A large number of clips and a combination of clipping with other interventions were independent risk factors for rebleeding after initial hemostasis in DPPB. We believe that large numbers of clips and combination therapy may indicate technical difficulties during the hemostatic procedure. In addition, unfamiliarity with clipping may increase the number of clips required. A previous study revealed that operator familiarity with clipping had a bearing on successful hemostasis.15 Furthermore, the number of clips used was related to the appearance and severity of DPPB. Spurting arterial bleeding required more clips to achieve hemostasis than oozing bleeding, and active bleeding required more clips than non-bleeding visible vessels.14 These considerations suggest that in severe, active DPPB cases, in which there is a high degree of difficulty in obtaining endoscopic hemostasis, more clips may be required and combination therapy may be needed more frequently, which can be associated with a high risk of rebleeding. Therefore, these patients should be more closely monitored, even when initial hemostasis for DPPB has been achieved.
Several factors reportedly associated with a higher risk of DPPB, such as anticoagulation, comorbidities, large polyp size, and inexperience of the endoscopists,9171819 were not associated with the risk of rebleeding after initial hemostasis of DPPB in our study. We suggest that the quality of initial hemostasis may be the most important factor affecting the recurrence of bleeding.

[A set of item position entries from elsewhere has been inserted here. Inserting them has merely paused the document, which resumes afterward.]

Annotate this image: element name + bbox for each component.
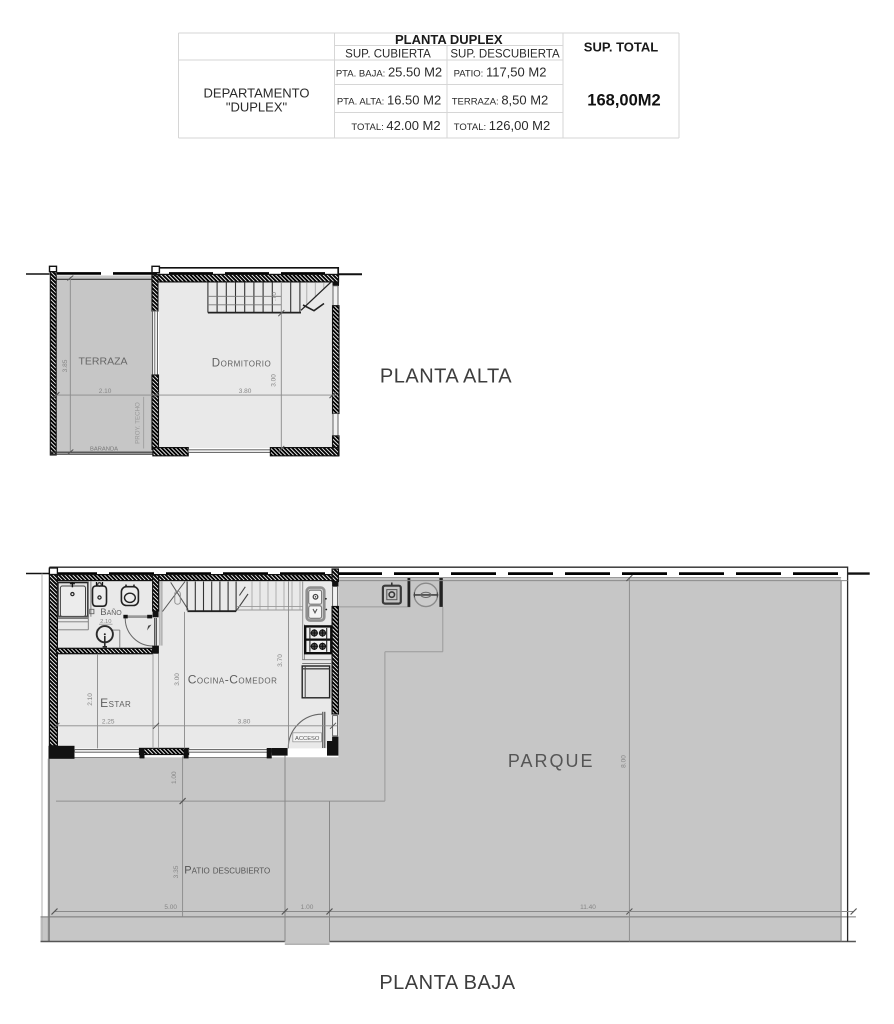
svg-text:3.35: 3.35 — [173, 865, 180, 878]
svg-text:3.00: 3.00 — [271, 374, 278, 387]
svg-text:3.85: 3.85 — [62, 359, 69, 372]
svg-text:Dormitorio: Dormitorio — [212, 358, 271, 370]
svg-text:2.10: 2.10 — [99, 388, 112, 395]
svg-text:Patio descubierto: Patio descubierto — [184, 865, 270, 877]
svg-text:PARQUE: PARQUE — [508, 751, 595, 771]
svg-text:PROY. TECHO: PROY. TECHO — [135, 402, 142, 444]
svg-text:Estar: Estar — [100, 696, 131, 710]
svg-text:BARANDA: BARANDA — [90, 447, 118, 453]
svg-text:PLANTA BAJA: PLANTA BAJA — [379, 972, 515, 994]
svg-text:PLANTA ALTA: PLANTA ALTA — [380, 366, 512, 388]
svg-text:SUP. DESCUBIERTA: SUP. DESCUBIERTA — [450, 49, 560, 61]
svg-text:11.40: 11.40 — [580, 904, 596, 911]
svg-text:168,00M2: 168,00M2 — [587, 92, 660, 110]
svg-text:3.80: 3.80 — [239, 388, 252, 395]
svg-text:1.00: 1.00 — [301, 904, 314, 911]
svg-text:1.00: 1.00 — [171, 771, 178, 784]
svg-text:Baño: Baño — [100, 607, 122, 618]
svg-text:2.10: 2.10 — [87, 693, 94, 706]
svg-text:3.70: 3.70 — [277, 654, 284, 667]
svg-text:ACCESO: ACCESO — [295, 736, 320, 742]
svg-text:"DUPLEX": "DUPLEX" — [226, 100, 288, 115]
svg-text:SUP. TOTAL: SUP. TOTAL — [584, 40, 658, 55]
svg-text:PLANTA DUPLEX: PLANTA DUPLEX — [395, 32, 503, 47]
svg-text:5.00: 5.00 — [164, 904, 177, 911]
svg-text:Cocina-Comedor: Cocina-Comedor — [188, 673, 278, 687]
svg-text:8.00: 8.00 — [621, 755, 628, 768]
svg-text:SUP. CUBIERTA: SUP. CUBIERTA — [345, 49, 431, 61]
svg-text:2.25: 2.25 — [102, 719, 115, 726]
svg-text:3.80: 3.80 — [238, 719, 251, 726]
svg-text:3.00: 3.00 — [174, 673, 181, 686]
svg-text:DEPARTAMENTO: DEPARTAMENTO — [204, 86, 310, 101]
svg-text:.70: .70 — [271, 292, 278, 301]
svg-text:TERRAZA: TERRAZA — [78, 356, 127, 368]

Our study has several limitations. First, it was retrospective. Therefore, we could not analyze in detail the factors involved in DPPB. For example, we could not assess the nature of DPPB in some cases, i.e., whether the bleeding was arterial or venous. Second, we did not include patients with minimal DPPB who were managed conservatively, or unstable patients who were initially managed by angiographic embolization because of severe DPPB. Therefore, we could not completely determine the usefulness of endoscopic hemostasis in all DPPB patients. Third, other than rebleeding after endoscopic hemostasis, our study did not evaluate other aspects of DPPB management. We did not evaluate bowel preparation methods for DPPB patients and timing of diet resumption after endoscopic hemostasis. In addition, we did not determine whether admission was necessary in the management of DPPB. If DPPB management is not effective, a variety of issues such as medicolegal problems and high cost may develop. Therefore, further studies addressing all these aspects are necessary to provide more useful information on the management of DPPB. Fourth, we did not analyze the initial DPPB rates according to endoscopic resection method in all 21,780 patients. Thus, we could not assess the DPPB rate after cold snare polypectomy, EMR, EPMR, ESD, and hybrid ESD in this study. Finally, this was a single, tertiary center experience, and caution should be exercised when generalizing the findings of our study to other situations.

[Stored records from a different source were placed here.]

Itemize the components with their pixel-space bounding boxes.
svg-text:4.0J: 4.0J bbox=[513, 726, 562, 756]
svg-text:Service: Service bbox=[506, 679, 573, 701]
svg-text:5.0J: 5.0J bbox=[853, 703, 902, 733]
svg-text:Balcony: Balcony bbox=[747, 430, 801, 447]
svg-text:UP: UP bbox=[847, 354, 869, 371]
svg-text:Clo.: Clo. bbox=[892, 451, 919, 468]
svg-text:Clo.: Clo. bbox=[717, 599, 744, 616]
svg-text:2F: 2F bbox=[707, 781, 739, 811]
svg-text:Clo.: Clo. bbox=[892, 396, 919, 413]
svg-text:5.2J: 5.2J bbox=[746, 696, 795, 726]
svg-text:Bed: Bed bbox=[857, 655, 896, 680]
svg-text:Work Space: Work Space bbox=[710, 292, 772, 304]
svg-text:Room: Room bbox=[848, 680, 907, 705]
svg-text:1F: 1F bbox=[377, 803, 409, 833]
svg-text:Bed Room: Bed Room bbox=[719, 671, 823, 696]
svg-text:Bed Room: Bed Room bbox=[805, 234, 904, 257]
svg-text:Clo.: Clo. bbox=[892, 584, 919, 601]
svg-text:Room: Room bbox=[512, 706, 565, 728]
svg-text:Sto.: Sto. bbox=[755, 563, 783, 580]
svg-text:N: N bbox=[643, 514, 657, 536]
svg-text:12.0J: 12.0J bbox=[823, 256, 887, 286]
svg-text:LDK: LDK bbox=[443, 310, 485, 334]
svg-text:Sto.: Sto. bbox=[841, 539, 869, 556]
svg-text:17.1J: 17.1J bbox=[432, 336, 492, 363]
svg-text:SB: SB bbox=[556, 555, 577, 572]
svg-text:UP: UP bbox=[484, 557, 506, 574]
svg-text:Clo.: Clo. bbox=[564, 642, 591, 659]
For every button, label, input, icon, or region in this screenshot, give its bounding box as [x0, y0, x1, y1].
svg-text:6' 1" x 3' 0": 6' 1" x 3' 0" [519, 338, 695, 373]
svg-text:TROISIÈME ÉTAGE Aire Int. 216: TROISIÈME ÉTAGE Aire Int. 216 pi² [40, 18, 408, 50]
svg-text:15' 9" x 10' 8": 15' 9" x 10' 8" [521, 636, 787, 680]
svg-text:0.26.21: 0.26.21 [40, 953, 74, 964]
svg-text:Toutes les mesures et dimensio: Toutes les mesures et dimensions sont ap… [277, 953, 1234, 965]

In conclusion, endoscopic hemostasis was very effective for the management of DPPB because it achieved 100% initial hemostasis and had a low rebleeding rate. Because a large number of clips and clipping combined with other endoscopic interventions are risk factors for rebleeding after initial hemostasis in DPPB, these patients require closer monitoring. Additional trials of methods to further lower the rebleeding rate should be performed in the future.